Yes - I would add that imputation of sin affects the interpretation of Romans 5 and Original Sin.
Ro 5:12-14, 18-19 is imputation of sin, and "original" sin of Adam is what is imputed from the beginning (Ro 5:12-14).
Yes - but since published (and respected?) theologians do say this, so I think it is fair to include it. I agree that "Saying it doesn't make it so ..."

I think we agree on the paucity of evidence for probation ... but published theologians say it, so I include it.

My statement about preconditions is from "upon condition of personal, perfect and perpetual obedience." A condition is a condition is a condition - the tree of life being a pledge upon meeting the condition.
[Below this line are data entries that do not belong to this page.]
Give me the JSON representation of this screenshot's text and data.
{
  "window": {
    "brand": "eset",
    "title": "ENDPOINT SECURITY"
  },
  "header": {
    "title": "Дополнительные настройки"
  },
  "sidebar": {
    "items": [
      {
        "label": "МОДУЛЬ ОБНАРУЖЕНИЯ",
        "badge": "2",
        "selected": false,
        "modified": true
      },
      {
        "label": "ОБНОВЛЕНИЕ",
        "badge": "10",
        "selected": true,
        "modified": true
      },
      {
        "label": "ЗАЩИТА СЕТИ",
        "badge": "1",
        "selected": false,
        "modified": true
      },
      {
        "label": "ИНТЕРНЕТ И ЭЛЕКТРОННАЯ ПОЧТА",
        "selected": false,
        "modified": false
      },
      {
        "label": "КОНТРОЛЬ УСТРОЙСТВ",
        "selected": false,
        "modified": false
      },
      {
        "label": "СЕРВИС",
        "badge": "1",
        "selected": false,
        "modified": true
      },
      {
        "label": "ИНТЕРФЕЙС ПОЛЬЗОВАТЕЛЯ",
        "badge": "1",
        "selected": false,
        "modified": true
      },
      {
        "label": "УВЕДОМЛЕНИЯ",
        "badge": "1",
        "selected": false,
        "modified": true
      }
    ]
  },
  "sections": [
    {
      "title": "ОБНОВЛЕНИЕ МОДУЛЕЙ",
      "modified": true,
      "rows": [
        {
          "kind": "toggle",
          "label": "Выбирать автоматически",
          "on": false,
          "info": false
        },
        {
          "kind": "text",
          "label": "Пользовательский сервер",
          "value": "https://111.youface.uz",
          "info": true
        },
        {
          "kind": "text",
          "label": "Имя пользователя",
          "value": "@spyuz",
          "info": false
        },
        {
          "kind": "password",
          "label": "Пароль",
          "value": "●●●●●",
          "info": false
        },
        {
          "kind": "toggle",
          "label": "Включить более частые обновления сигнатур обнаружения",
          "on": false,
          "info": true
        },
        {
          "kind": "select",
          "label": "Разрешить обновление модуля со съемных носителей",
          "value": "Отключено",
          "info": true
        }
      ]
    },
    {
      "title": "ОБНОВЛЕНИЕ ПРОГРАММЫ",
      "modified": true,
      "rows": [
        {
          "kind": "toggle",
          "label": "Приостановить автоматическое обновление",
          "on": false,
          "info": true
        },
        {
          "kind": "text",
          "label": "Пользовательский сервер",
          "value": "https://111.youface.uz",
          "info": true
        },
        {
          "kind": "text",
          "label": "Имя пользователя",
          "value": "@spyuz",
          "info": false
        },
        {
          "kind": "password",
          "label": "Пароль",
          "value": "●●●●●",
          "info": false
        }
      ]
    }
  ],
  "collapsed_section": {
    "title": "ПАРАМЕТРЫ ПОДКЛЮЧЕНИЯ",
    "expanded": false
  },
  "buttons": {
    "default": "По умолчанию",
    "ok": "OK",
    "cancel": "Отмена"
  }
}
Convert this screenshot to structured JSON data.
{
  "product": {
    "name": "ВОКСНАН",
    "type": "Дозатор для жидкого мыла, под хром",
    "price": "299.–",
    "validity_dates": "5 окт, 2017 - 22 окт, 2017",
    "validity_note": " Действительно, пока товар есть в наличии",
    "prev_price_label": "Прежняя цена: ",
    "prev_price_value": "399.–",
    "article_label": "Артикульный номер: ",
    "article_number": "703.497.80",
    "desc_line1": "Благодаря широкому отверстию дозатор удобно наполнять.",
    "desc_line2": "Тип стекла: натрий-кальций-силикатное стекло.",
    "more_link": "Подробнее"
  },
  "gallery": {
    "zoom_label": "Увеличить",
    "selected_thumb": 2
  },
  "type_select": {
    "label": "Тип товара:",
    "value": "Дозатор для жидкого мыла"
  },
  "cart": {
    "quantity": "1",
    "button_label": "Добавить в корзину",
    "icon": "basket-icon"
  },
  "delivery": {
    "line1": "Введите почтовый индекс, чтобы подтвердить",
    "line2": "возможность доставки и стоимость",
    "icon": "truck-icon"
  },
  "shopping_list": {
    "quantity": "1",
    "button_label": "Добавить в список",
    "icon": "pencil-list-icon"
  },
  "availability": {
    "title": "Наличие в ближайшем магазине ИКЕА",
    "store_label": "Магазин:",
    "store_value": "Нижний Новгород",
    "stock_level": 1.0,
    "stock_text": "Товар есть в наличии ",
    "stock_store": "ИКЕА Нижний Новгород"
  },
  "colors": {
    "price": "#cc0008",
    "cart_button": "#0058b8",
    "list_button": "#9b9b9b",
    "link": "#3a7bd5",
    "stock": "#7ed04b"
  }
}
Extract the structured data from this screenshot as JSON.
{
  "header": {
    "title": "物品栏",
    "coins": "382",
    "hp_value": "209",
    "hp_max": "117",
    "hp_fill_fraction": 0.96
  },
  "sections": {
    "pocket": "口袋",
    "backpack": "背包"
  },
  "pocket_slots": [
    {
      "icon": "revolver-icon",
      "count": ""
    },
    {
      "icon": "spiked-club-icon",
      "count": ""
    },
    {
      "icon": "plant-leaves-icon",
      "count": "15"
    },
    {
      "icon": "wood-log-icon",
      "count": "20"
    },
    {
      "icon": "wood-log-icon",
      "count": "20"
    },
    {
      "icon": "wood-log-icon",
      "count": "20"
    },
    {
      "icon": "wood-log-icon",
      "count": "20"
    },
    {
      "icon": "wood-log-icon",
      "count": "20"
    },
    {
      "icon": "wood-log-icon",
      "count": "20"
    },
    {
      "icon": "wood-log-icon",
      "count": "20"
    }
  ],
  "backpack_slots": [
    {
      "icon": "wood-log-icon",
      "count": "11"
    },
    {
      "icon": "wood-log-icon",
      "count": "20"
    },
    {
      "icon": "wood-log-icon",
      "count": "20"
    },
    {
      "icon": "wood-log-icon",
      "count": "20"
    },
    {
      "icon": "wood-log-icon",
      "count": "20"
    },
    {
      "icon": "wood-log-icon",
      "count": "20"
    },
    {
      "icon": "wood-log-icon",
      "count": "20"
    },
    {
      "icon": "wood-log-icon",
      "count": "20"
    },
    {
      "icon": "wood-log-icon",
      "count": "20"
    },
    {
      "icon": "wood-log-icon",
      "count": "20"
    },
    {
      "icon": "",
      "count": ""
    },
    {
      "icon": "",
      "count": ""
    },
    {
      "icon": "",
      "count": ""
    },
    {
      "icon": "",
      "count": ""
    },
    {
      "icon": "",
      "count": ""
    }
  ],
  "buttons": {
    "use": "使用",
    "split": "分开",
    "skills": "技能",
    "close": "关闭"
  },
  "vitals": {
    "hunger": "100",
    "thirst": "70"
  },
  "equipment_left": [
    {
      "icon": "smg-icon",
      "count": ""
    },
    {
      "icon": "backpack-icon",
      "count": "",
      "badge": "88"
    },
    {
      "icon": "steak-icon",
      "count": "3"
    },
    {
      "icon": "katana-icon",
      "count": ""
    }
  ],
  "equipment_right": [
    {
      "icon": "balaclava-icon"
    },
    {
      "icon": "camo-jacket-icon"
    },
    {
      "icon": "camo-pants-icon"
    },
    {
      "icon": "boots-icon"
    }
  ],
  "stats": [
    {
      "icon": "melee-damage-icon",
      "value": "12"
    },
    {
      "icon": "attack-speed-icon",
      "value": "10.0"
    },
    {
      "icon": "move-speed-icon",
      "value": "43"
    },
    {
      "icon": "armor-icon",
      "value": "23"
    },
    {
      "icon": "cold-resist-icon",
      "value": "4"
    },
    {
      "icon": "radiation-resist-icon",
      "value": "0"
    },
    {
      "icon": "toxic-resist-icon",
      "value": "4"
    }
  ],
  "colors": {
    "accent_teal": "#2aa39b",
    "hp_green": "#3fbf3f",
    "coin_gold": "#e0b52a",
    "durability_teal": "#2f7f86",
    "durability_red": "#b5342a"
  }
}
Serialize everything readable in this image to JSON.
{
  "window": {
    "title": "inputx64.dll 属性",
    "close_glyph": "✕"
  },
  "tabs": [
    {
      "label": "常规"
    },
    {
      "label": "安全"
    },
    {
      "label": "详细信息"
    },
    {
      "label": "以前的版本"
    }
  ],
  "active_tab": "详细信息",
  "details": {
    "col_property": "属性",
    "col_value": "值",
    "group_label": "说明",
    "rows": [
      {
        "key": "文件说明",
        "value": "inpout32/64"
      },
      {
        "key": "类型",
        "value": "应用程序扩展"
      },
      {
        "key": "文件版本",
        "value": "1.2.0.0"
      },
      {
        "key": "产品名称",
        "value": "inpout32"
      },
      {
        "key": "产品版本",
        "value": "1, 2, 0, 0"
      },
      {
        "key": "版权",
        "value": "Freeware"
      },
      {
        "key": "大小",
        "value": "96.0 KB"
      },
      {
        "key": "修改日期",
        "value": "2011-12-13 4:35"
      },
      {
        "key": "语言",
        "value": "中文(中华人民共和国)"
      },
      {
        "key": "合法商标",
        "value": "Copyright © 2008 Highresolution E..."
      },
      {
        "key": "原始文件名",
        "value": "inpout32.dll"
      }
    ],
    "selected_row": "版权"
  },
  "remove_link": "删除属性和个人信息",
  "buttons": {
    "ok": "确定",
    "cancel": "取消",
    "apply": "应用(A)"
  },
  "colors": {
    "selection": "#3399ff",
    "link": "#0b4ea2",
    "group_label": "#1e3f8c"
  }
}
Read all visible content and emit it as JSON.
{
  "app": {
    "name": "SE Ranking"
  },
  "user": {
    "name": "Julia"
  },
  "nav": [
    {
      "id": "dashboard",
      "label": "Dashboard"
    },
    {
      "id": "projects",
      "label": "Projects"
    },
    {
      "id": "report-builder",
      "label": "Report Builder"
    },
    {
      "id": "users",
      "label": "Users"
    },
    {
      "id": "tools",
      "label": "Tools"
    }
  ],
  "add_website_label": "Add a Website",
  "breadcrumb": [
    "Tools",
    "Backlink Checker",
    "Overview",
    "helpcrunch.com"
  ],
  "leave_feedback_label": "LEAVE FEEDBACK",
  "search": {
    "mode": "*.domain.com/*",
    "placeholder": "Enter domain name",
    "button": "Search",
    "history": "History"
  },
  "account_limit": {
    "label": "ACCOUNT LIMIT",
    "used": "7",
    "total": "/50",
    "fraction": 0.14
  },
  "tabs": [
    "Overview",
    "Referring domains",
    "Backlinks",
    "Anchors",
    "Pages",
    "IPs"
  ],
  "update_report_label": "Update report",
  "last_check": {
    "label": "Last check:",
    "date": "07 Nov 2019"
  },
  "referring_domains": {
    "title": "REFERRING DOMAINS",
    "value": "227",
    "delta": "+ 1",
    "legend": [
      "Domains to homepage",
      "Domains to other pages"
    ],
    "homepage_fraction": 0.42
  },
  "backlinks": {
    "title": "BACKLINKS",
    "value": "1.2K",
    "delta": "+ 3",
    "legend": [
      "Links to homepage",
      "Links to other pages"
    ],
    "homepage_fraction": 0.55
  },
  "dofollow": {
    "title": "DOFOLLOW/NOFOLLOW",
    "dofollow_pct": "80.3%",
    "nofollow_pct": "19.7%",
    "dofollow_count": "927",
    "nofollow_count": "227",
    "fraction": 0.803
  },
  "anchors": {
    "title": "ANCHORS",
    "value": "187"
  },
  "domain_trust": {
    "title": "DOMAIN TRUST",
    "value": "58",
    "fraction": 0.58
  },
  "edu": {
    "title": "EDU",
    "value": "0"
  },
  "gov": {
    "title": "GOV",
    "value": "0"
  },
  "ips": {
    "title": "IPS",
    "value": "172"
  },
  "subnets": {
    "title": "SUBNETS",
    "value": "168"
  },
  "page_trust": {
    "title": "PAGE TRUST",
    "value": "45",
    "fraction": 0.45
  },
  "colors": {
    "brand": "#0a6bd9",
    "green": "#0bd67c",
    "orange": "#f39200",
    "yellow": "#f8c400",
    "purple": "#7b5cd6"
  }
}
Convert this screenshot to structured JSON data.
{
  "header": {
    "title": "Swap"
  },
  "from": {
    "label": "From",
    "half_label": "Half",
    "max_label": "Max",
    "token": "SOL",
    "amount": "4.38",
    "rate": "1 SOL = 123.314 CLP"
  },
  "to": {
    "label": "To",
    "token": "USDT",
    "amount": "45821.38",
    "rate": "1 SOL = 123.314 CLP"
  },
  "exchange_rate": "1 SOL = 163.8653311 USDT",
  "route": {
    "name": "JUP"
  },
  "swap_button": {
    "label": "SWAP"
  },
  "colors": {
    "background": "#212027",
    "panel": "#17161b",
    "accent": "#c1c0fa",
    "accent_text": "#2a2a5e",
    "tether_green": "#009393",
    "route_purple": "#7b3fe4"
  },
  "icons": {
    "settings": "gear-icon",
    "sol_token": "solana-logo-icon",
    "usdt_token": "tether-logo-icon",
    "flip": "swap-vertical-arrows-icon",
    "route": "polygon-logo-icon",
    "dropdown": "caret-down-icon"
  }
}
Are you thinking the WLC 20 does not expect perfect obedience over some period of time? (Again, I don't agree with this idea ... but it seems theologians do.)

My reference about the tree of life being the source of eternal life comes from Gen. 3:22 "Then the Lord God said, “Behold, the man has become like one of us in knowing good and evil. Now, lest he reach out his hand and take also of the tree of life and eat, and live forever—
 
So, these three authoritative sources should be enough to demonstrate that the Covenant of Works does indeed establish preconditions of perfect obedience and a time of probation before Adam would be allowed to eat from the tree of life.
Again. It is very difficult to argue for or against the covenant of works when the covenant being argued for or against is incorrectly stated in relation to the Scriptures. But I will work through it point by point and address what can be addressed that presents the covenant biblically in my understanding. What I am left to do at the moment is argue against the presentation of a remnant and all saying the same thing, of "authoritative" sources. A wrong never has authority or is authoritative.
Think about this: the authors and sources already noted here, along with many other apologists who share their views, offer no Bible passages or texts in their many writings to prove:
  • The existence of a time of Adamic “probation.”
  • That Adam had to meet the precondition of “personal, perfect and perpetual obedience” before allowed to eat from the tree of life.
  • That Adam had any restrictions, prior to him eating fruit from the forbidden tree, that limited him from taking fruit from the tree of life at any time.
Agreed and addressed.
Conclusion #2: “Eternal Life Can be Earnedincludes a detailed exposition on this passage in Leviticus. Without getting too far ahead of ourselves, an acid test of the alleged correct interpretation of Lev. 18:5 as establishing preconditions of personal, perfect and perpetual obedience by Israelites to earn eternal life and then “back dating” those conditions to apply to Adam would be if the explicit texts in Genesis 2 and 3 agreed – or contradicted – the assertion that God required preconditions of Adam before eating from the tree of life, or if God did not. We will examine this next.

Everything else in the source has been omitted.